There is a growing need at all conventions for new people to step up and talk about things. Old things. Whatever!! The possibilities for topics are endless. I hope you find this information useful!!!

Play well, Bryan

Thursday, May 29, 2014

Only a couple weeks

Event preparation is actually nearing completion. We are still getting a few new things added to the event schedule (significant things). So, keep an eye on it (and maybe some announcements. We need to get logistics information out to the displayers and we need to get packed up. All of my builds are done. And, I have a couple new things. So, that is fun for me. I also spent some time upgrading my MTron MOCs (some for looks, some for durability, some for noise control, and some to make setup quicker. The one thing that is really hard on me in Chicago is that I really don't have time to set up my MOCs and enjoy it. It is always a rush because there is never a dull moment for me. So, since MTron has become the largest collection of MOCs I set up each year, it needed some upgrades (and probably still needs more) It is hard to believe that we filled the display hall to overflowing again even after expanding it by 30% again this year. Of course, some space went to vendor booths and some went to aisles. But, we still added about 400 feet of display frontage. See you in Chicago!!

Wednesday, March 12, 2014

Is Winter Gone Yet?

Brickworld Indy came and went this past weekend.  Happily, it was in the 40's.  Of course, it is now snowing again.  Ugh!!

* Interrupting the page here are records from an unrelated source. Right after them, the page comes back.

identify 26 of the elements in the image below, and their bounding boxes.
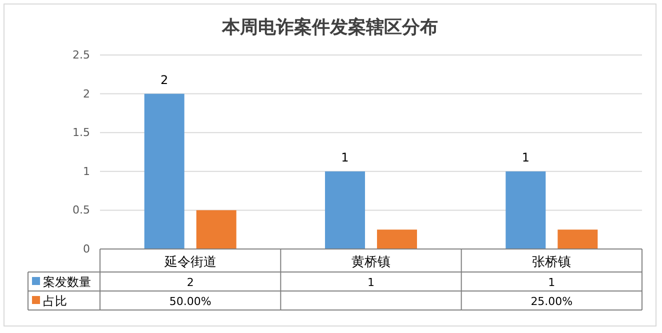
- bar: [196, 210, 236, 249]
- text: 2: [160, 72, 168, 87]
- y-tick-label: 1.5: [72, 126, 90, 140]
- bar: [325, 171, 365, 249]
- data-label: 25.00%: [530, 295, 573, 308]
- y-tick-label: 1: [83, 164, 90, 178]
- bar: [377, 230, 417, 249]
- data-label: 2: [186, 276, 194, 289]
- y-tick-label: 0.5: [72, 204, 90, 217]
- data-label: 1: [548, 276, 556, 289]
- legend-label: 案发数量: [43, 275, 91, 289]
- legend-label: 占比: [43, 294, 67, 308]
- chart-title: 本周电诈案件发案辖区分布: [221, 17, 438, 38]
- text: 1: [341, 150, 349, 164]
- data-label: 50.00%: [169, 295, 212, 308]
- x-tick-label: 黄桥镇: [352, 255, 390, 270]
- bar: [144, 94, 184, 249]
- y-tick-label: 0: [83, 242, 90, 256]
- data-label: 1: [368, 276, 374, 289]
- text: 1: [522, 150, 530, 164]
- bar: [506, 171, 546, 249]
- x-tick-label: 延令街道: [163, 255, 216, 270]
- bar: [558, 230, 598, 249]
- y-tick-label: 2.5: [72, 48, 90, 62]
- y-tick-label: 2: [83, 87, 90, 100]
- x-tick-label: 张桥镇: [532, 255, 572, 270]
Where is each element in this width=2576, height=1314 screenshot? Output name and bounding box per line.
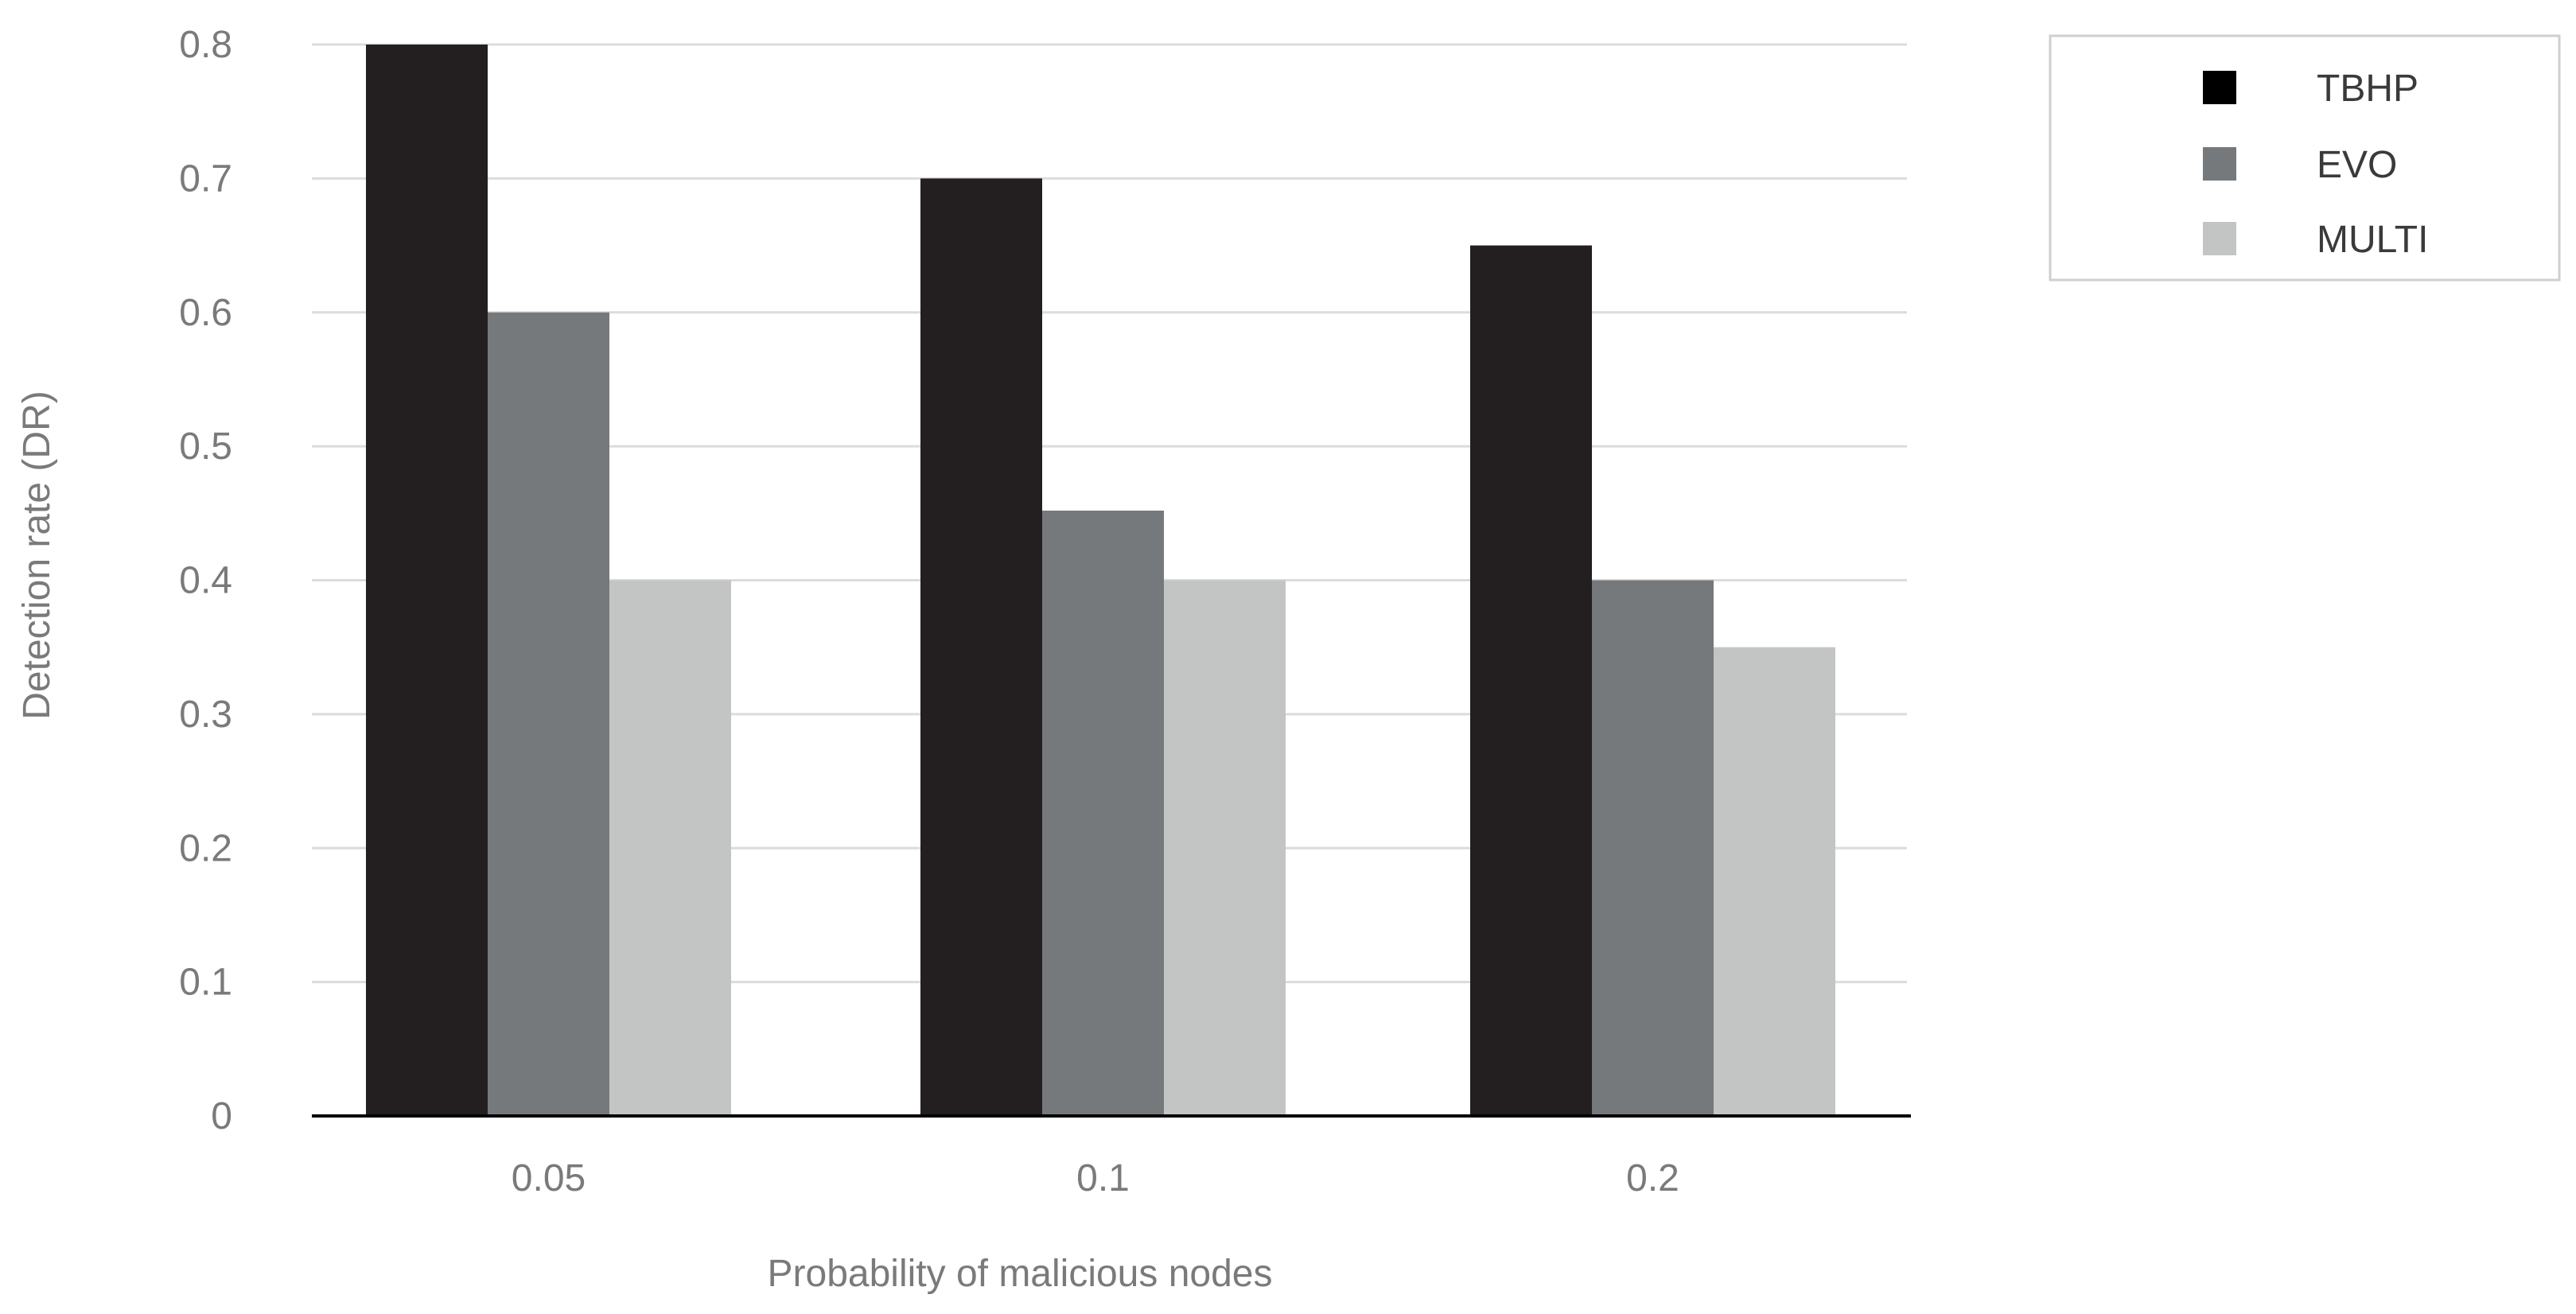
- x-tick-label: 0.2: [1626, 1157, 1679, 1199]
- bar-evo-0.2: [1592, 580, 1714, 1116]
- y-tick-label: 0.2: [179, 827, 232, 869]
- legend-items: TBHP EVO MULTI: [2203, 68, 2428, 261]
- y-tick-label: 0.8: [179, 24, 232, 66]
- bar-tbhp-0.2: [1470, 245, 1592, 1116]
- x-tick-label: 0.05: [512, 1157, 586, 1199]
- x-axis-label: Probability of malicious nodes: [768, 1253, 1273, 1295]
- bar-multi-0.05: [609, 580, 731, 1116]
- legend-swatch-tbhp: [2203, 71, 2236, 104]
- legend: TBHP EVO MULTI: [2049, 34, 2561, 282]
- x-tick-label: 0.1: [1076, 1157, 1130, 1199]
- y-tick-label: 0.7: [179, 157, 232, 200]
- bar-evo-0.1: [1042, 510, 1164, 1116]
- y-tick-label: 0.5: [179, 426, 232, 468]
- y-axis-label: Detection rate (DR): [16, 391, 58, 719]
- legend-swatch-multi: [2203, 222, 2236, 255]
- y-tick-label: 0: [211, 1095, 232, 1137]
- bars: [366, 45, 1835, 1116]
- bar-multi-0.2: [1714, 647, 1835, 1116]
- bar-tbhp-0.05: [366, 45, 488, 1116]
- legend-swatch-evo: [2203, 147, 2236, 181]
- y-tick-label: 0.6: [179, 292, 232, 334]
- bar-multi-0.1: [1164, 580, 1286, 1116]
- bar-evo-0.05: [488, 312, 609, 1116]
- y-tick-label: 0.3: [179, 694, 232, 736]
- bar-tbhp-0.1: [920, 178, 1042, 1116]
- legend-label-evo: EVO: [2317, 144, 2397, 186]
- legend-box: [2049, 34, 2561, 282]
- legend-label-tbhp: TBHP: [2317, 68, 2418, 110]
- legend-label-multi: MULTI: [2317, 219, 2428, 261]
- y-tick-label: 0.4: [179, 560, 232, 602]
- y-tick-label: 0.1: [179, 962, 232, 1004]
- x-tick-labels: 0.05 0.1 0.2: [512, 1157, 1679, 1199]
- y-tick-labels: 0 0.1 0.2 0.3 0.4 0.5 0.6 0.7 0.8: [179, 24, 232, 1137]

Brickworld Indy was nothing short of awesome from the media coverage to the social media coverage to the displays to the vendors and to the public.  But, especially awesome was the opportunity to host a wish trip for the Make-A-Wish charity.  We were touched that someone would deem Brickworld worthy of the trip.

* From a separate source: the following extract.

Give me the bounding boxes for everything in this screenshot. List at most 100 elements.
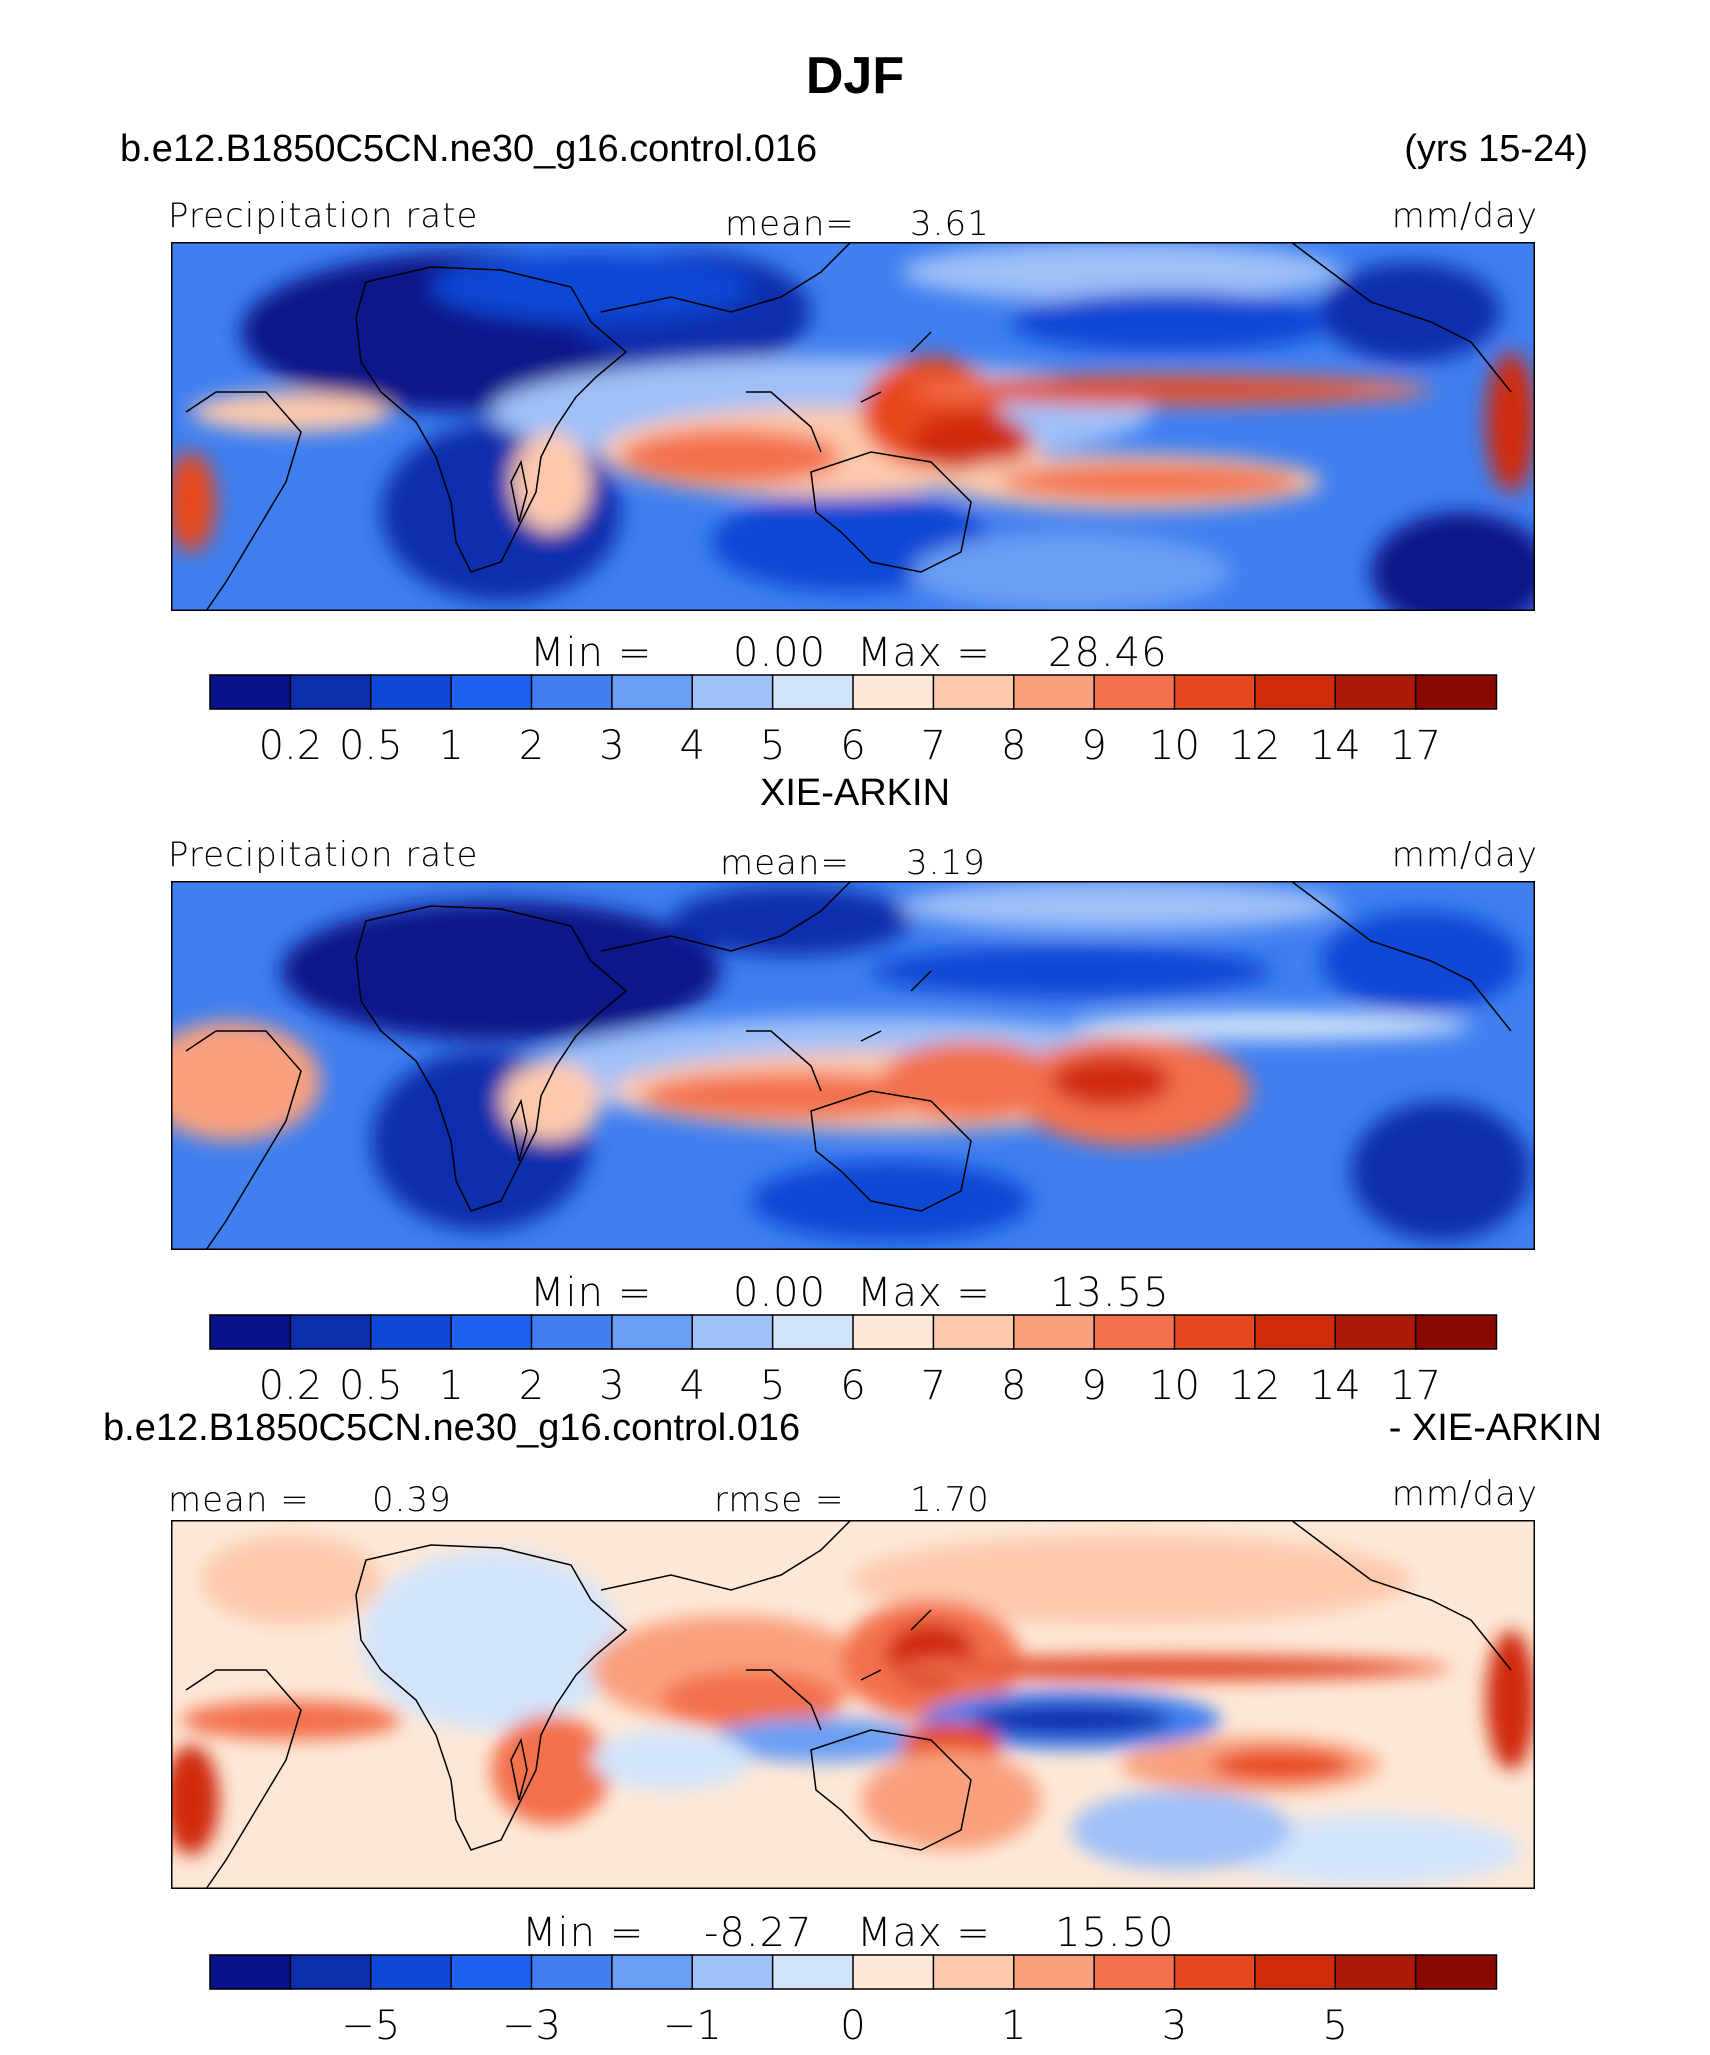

We did all we could to make it a memorable experience and many vendors and sponsors joined in on making it special.  I wish I knew who all helped.  But, there were so many!!

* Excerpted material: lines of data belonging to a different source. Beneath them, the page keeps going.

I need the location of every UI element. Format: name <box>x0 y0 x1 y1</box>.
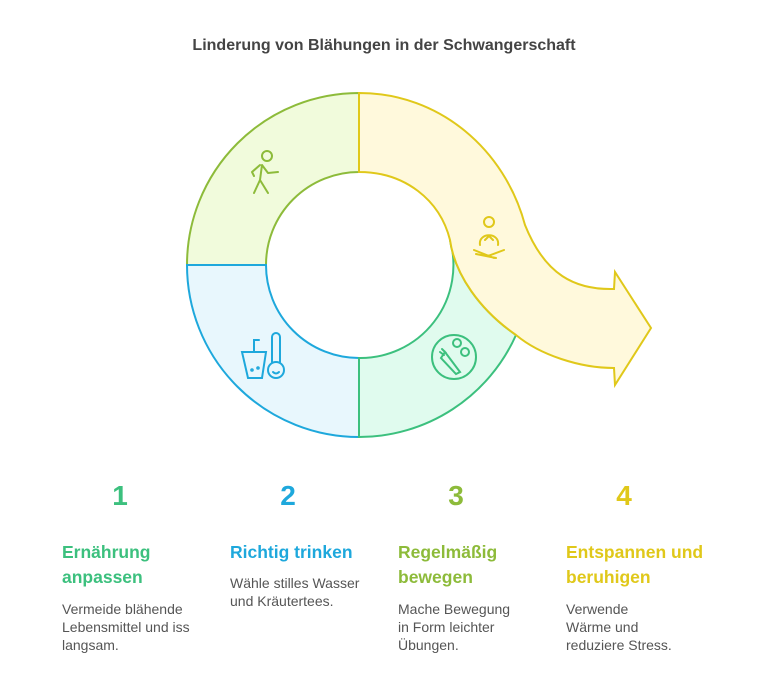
step-text-3: Mache Bewegung in Form leichter Übungen. <box>398 601 511 653</box>
step-text-2: Wähle stilles Wasser und Kräutertees. <box>230 575 360 609</box>
step-title-3: Regelmäßig bewegen <box>398 542 498 587</box>
segment-regelmaessig-bewegen <box>185 91 360 266</box>
step-number-3: 3 <box>448 480 464 511</box>
step-text-1: Vermeide blähende Lebensmittel und iss l… <box>62 601 190 653</box>
vegetables-icon <box>431 334 477 380</box>
step-number-4: 4 <box>616 480 632 511</box>
meditation-icon <box>473 216 505 259</box>
step-title-1: Ernährung anpassen <box>62 542 151 587</box>
drink-thermometer-icon <box>240 332 285 379</box>
step-text-4: Verwende Wärme und reduziere Stress. <box>566 601 672 653</box>
diagram-title: Linderung von Blähungen in der Schwanger… <box>192 37 576 54</box>
walking-person-icon <box>251 150 279 194</box>
step-number-2: 2 <box>280 480 296 511</box>
step-title-4: Entspannen und beruhigen <box>566 542 704 587</box>
step-number-1: 1 <box>112 480 128 511</box>
segment-entspannen-arrow <box>358 91 653 389</box>
step-title-2: Richtig trinken <box>230 542 353 562</box>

Chicago is up next.  The list of things that need to be done for Chicago is not short.  And, it is not getting shorter.  As we grow closer to the event, more things always seem to go on the to-do list than get taken off.  But, we will persevere and overcome with the help of the coordinators and many others.

Hopefully my updates here come a little more often between now and June.  But, only time will tell.